Un dernier piège : utiliser l’eau qui a stagné dans un tuyau noir en plein soleil en milieu d’après-midi. Cette eau peut atteindre des températures élevées, inconfortables pour les racines. Laissez couler quelques secondes avant de diriger le flux vers l’arbre.


Outils et ressources pour mieux gérer les canicules

Quelques équipements font une vraie différence quand les températures s’emballent.

Le programmateur d’arrosage est probablement l’investissement le plus utile pour ne pas rater les créneaux matinaux. Branché sur un robinet extérieur, il déclenche l’arrosage à l’heure programmée, même si vous dormez encore ou que vous êtes absent le week-end. Des modèles simples et fiables existent pour moins de 20 euros.

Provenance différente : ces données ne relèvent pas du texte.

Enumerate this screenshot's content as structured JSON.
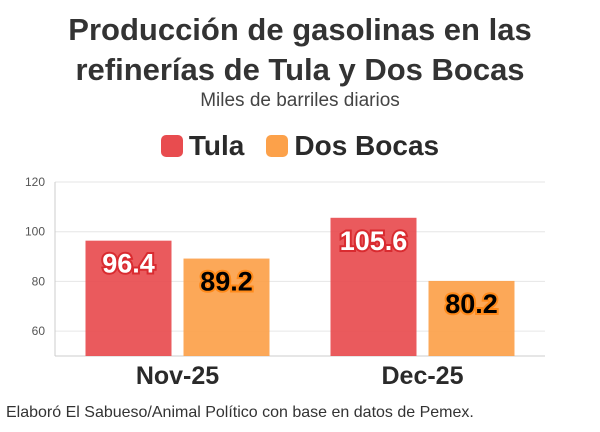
{
  "chart_data": {
    "type": "bar",
    "title": "Producción de gasolinas en las refinerías de Tula y Dos Bocas",
    "subtitle": "Miles de barriles diarios",
    "categories": [
      "Nov-25",
      "Dec-25"
    ],
    "series": [
      {
        "name": "Tula",
        "color": "#e84c4f",
        "values": [
          96.4,
          105.6
        ]
      },
      {
        "name": "Dos Bocas",
        "color": "#fca14a",
        "values": [
          89.2,
          80.2
        ]
      }
    ],
    "y_ticks": [
      60,
      80,
      100,
      120
    ],
    "ylim": [
      50,
      120
    ],
    "grid": true,
    "legend_position": "top-center"
  },
  "source": "Elaboró El Sabueso/Animal Político con base en datos de Pemex."
}
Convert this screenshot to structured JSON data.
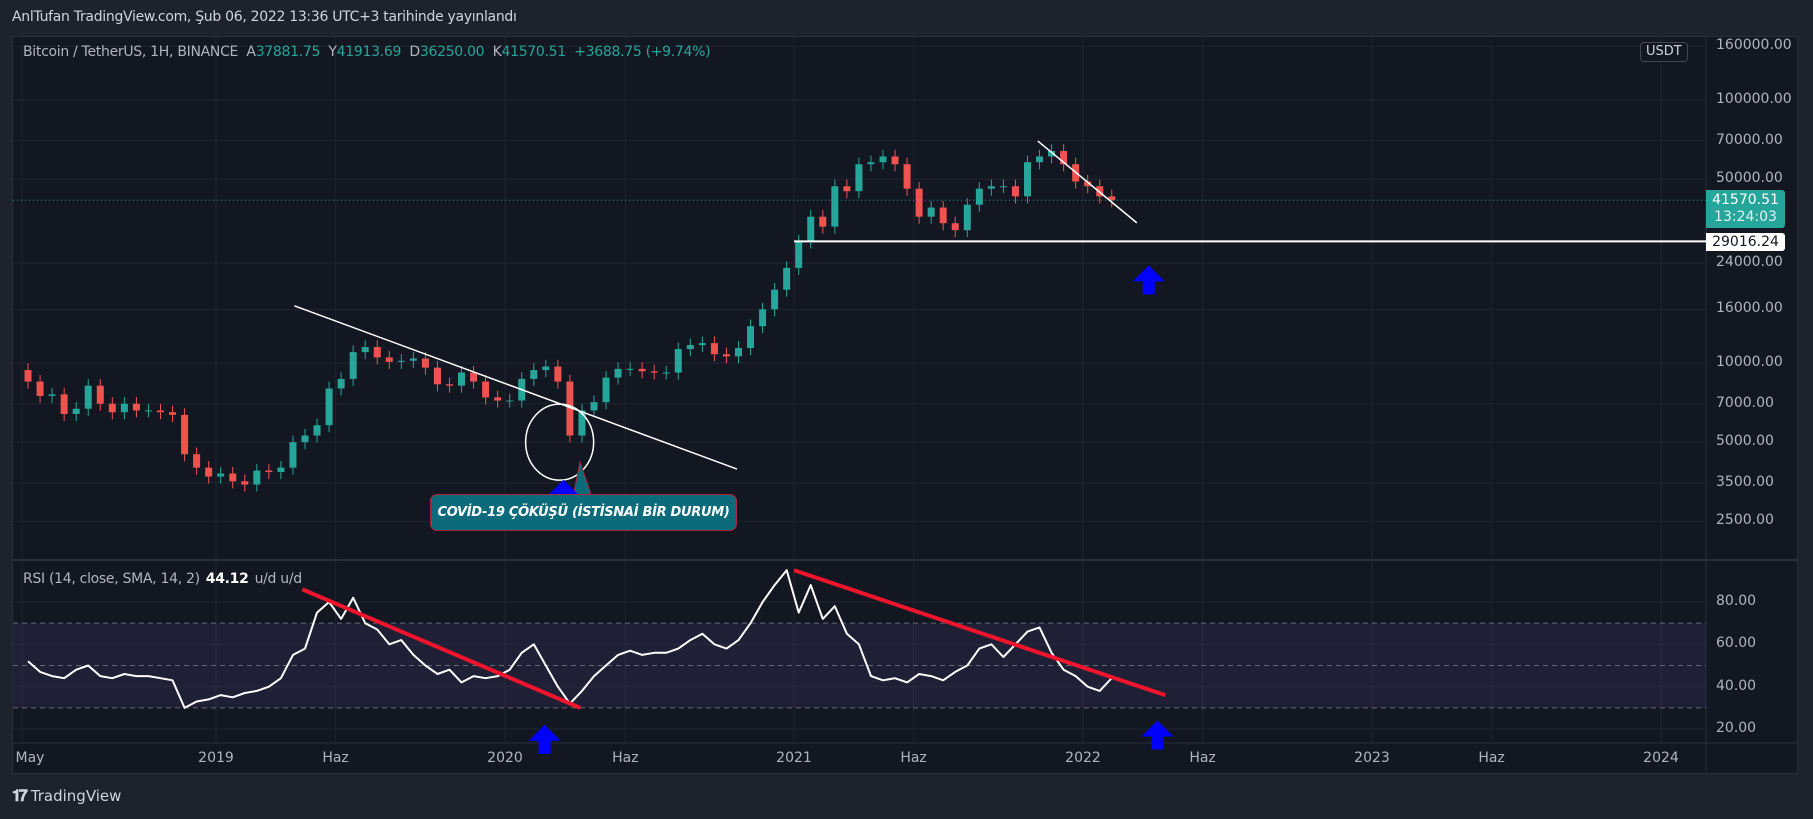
{
  "header": {
    "published_line": "AnlTufan TradingView.com, Şub 06, 2022 13:36 UTC+3 tarihinde yayınlandı"
  },
  "legend": {
    "symbol": "Bitcoin / TetherUS, 1H, BINANCE",
    "open_label": "A",
    "open": "37881.75",
    "high_label": "Y",
    "high": "41913.69",
    "low_label": "D",
    "low": "36250.00",
    "close_label": "K",
    "close": "41570.51",
    "change": "+3688.75 (+9.74%)"
  },
  "rsi_legend": {
    "label": "RSI (14, close, SMA, 14, 2)",
    "value": "44.12",
    "extra": "u/d  u/d"
  },
  "currency_badge": "USDT",
  "last_price": {
    "price": "41570.51",
    "countdown": "13:24:03"
  },
  "horizontal_line_label": "29016.24",
  "callout": {
    "text": "COVİD-19 ÇÖKÜŞÜ (İSTİSNAİ BİR DURUM)"
  },
  "footer": {
    "brand": "TradingView",
    "logo": "17"
  },
  "colors": {
    "up": "#26a69a",
    "down": "#ef5350",
    "background": "#131722",
    "rsi_line": "#ffffff",
    "trend_red": "#f0142d",
    "arrow": "#0000ff",
    "callout": "#0b6b7a"
  },
  "chart_data": {
    "type": "candlestick",
    "price_scale": "log",
    "ylim": [
      2200,
      175000
    ],
    "price_ticks": [
      "160000.00",
      "100000.00",
      "70000.00",
      "50000.00",
      "24000.00",
      "16000.00",
      "10000.00",
      "7000.00",
      "5000.00",
      "3500.00",
      "2500.00"
    ],
    "time_ticks": [
      {
        "label": "May",
        "date": "2018-05-01"
      },
      {
        "label": "2019",
        "date": "2019-01-01"
      },
      {
        "label": "Haz",
        "date": "2019-06-01"
      },
      {
        "label": "2020",
        "date": "2020-01-01"
      },
      {
        "label": "Haz",
        "date": "2020-06-01"
      },
      {
        "label": "2021",
        "date": "2021-01-01"
      },
      {
        "label": "Haz",
        "date": "2021-06-01"
      },
      {
        "label": "2022",
        "date": "2022-01-01"
      },
      {
        "label": "Haz",
        "date": "2022-06-01"
      },
      {
        "label": "2023",
        "date": "2023-01-01"
      },
      {
        "label": "Haz",
        "date": "2023-06-01"
      },
      {
        "label": "2024",
        "date": "2024-01-01"
      }
    ],
    "first_open": 9400,
    "dates_start": "2018-05-01",
    "interval": "half-month",
    "closes": [
      8500,
      7500,
      7600,
      6400,
      6700,
      8200,
      7000,
      6500,
      7000,
      6600,
      6600,
      6500,
      6350,
      4500,
      4000,
      3700,
      3800,
      3550,
      3450,
      3900,
      3850,
      4000,
      5000,
      5300,
      5800,
      8000,
      8700,
      11000,
      11500,
      10500,
      10100,
      10200,
      10400,
      9600,
      8300,
      8200,
      9200,
      8500,
      7400,
      7200,
      7200,
      8700,
      9400,
      9700,
      8500,
      5300,
      6600,
      7100,
      8800,
      9500,
      9500,
      9300,
      9200,
      9200,
      11300,
      11700,
      11900,
      10800,
      10600,
      11400,
      13800,
      16000,
      19000,
      23000,
      29000,
      36000,
      33000,
      47000,
      45000,
      57000,
      58000,
      61000,
      57000,
      46000,
      36000,
      39000,
      34000,
      32000,
      40000,
      46000,
      47000,
      47000,
      43000,
      58000,
      61000,
      64000,
      57000,
      49000,
      47000,
      43000,
      41570.51
    ],
    "rsi": {
      "ticks": [
        "80.00",
        "60.00",
        "40.00",
        "20.00"
      ],
      "ylim": [
        15,
        100
      ],
      "bands": [
        30,
        50,
        70
      ],
      "values": [
        52,
        47,
        45,
        44,
        48,
        50,
        45,
        44,
        46,
        45,
        45,
        44,
        43,
        30,
        33,
        34,
        36,
        35,
        37,
        38,
        40,
        44,
        55,
        58,
        75,
        80,
        72,
        82,
        70,
        67,
        60,
        62,
        55,
        50,
        46,
        48,
        42,
        45,
        44,
        45,
        48,
        56,
        60,
        50,
        40,
        32,
        38,
        45,
        50,
        55,
        57,
        55,
        56,
        56,
        58,
        62,
        65,
        60,
        58,
        62,
        70,
        80,
        88,
        95,
        75,
        88,
        72,
        78,
        65,
        60,
        45,
        43,
        44,
        42,
        46,
        45,
        43,
        47,
        50,
        58,
        60,
        54,
        60,
        66,
        68,
        56,
        48,
        45,
        40,
        38,
        44.12
      ]
    },
    "drawings": {
      "price_trendlines": [
        {
          "from": [
            "2019-04-10",
            16500
          ],
          "to": [
            "2020-10-20",
            3950
          ],
          "color": "#ffffff"
        },
        {
          "from": [
            "2021-11-05",
            69800
          ],
          "to": [
            "2022-03-10",
            34100
          ],
          "color": "#ffffff"
        }
      ],
      "horizontal_line": {
        "from_date": "2021-01-01",
        "price": 29016.24
      },
      "circle": {
        "date": "2020-03-10",
        "price": 5000
      },
      "price_arrows": [
        [
          "2020-03-15",
          3600
        ],
        [
          "2022-03-25",
          23500
        ]
      ],
      "rsi_trendlines": [
        {
          "from": [
            "2019-04-20",
            86
          ],
          "to": [
            "2020-04-05",
            30
          ]
        },
        {
          "from": [
            "2021-01-01",
            95
          ],
          "to": [
            "2022-04-15",
            36
          ]
        }
      ],
      "rsi_arrows": [
        [
          "2020-02-20",
          22
        ],
        [
          "2022-04-05",
          24
        ]
      ]
    }
  }
}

Un système de goutte-à-goutte, même basique, apporte l’eau lentement et directement au niveau des racines, sans gaspillage ni mouillage du feuillage. Des kits complets permettent d’équiper un ou deux arbres pour une somme modeste, et ils s’installent en moins d’une heure.

Pour ceux qui veulent affiner leur suivi, une sonde tensiométrique plantée à 20-25 cm de profondeur indique l’humidité réelle du sol en temps réel. C’est l’outil de référence des maraîchers professionnels, disponible en version abordable pour le jardinage amateur.

Enfin, le carnet de suivi reste l’outil le plus sous-estimé. Papier ou numérique, notez la date, les quantités, la météo, l’état de l’arbre. En quelques semaines, vous construisez une mémoire de votre jardin qu’aucune application générique ne peut vous offrir.


Après la canicule : ce qu’il faut faire dans les jours qui suivent

Quand les températures redescendent, l’arbre n’est pas tiré d’affaire pour autant. Continuez à arroser régulièrement pendant au moins une semaine après le retour à des températures normales. Le sol profond reste souvent sec, et l’arbre doit reconstituer ses réserves avant de reprendre un fonctionnement normal.

Observez les fruits. Certains peuvent présenter des taches de coup de soleil, zones liège-brunes qui se développent sur l’épiderme exposé. Ces fruits ne sont pas perdus, la zone abîmée est simplement à enlever. Si des branches entières ont dépéri, taillez-les proprement au-dessus d’un bourgeon sain, sans attendre.

Ne fertilisez pas juste après une canicule. Un arbre stressé par la chaleur n’est pas en état d’assimiler un apport azoté. Attendez la reprise végétale visible, généralement deux à trois semaines après le retour de températures correctes.

Pour vous préparer à l’été prochain, le meilleur moment d’action, c’est maintenant, dès la fin de la canicule. Enrichissez le sol autour de votre pommier avec du compost mûr, remettez une couche de paillage épaisse avant l’hiver et notez l’exposition ainsi que la texture de votre sol. Un arbre qui entre dans la prochaine saison chaude avec un sol vivant et bien structuré résistera infiniment mieux. Posez votre paillage au plus tard fin avril, avant que les premières chaleurs arrivent.

Pour aller plus loin sur le plan importé du pommier en plein été, testez ces quantités sur votre sol et notez les résultats. La chaleur et la soif du pommier se gèrent jour après jour, pas en une seule fois.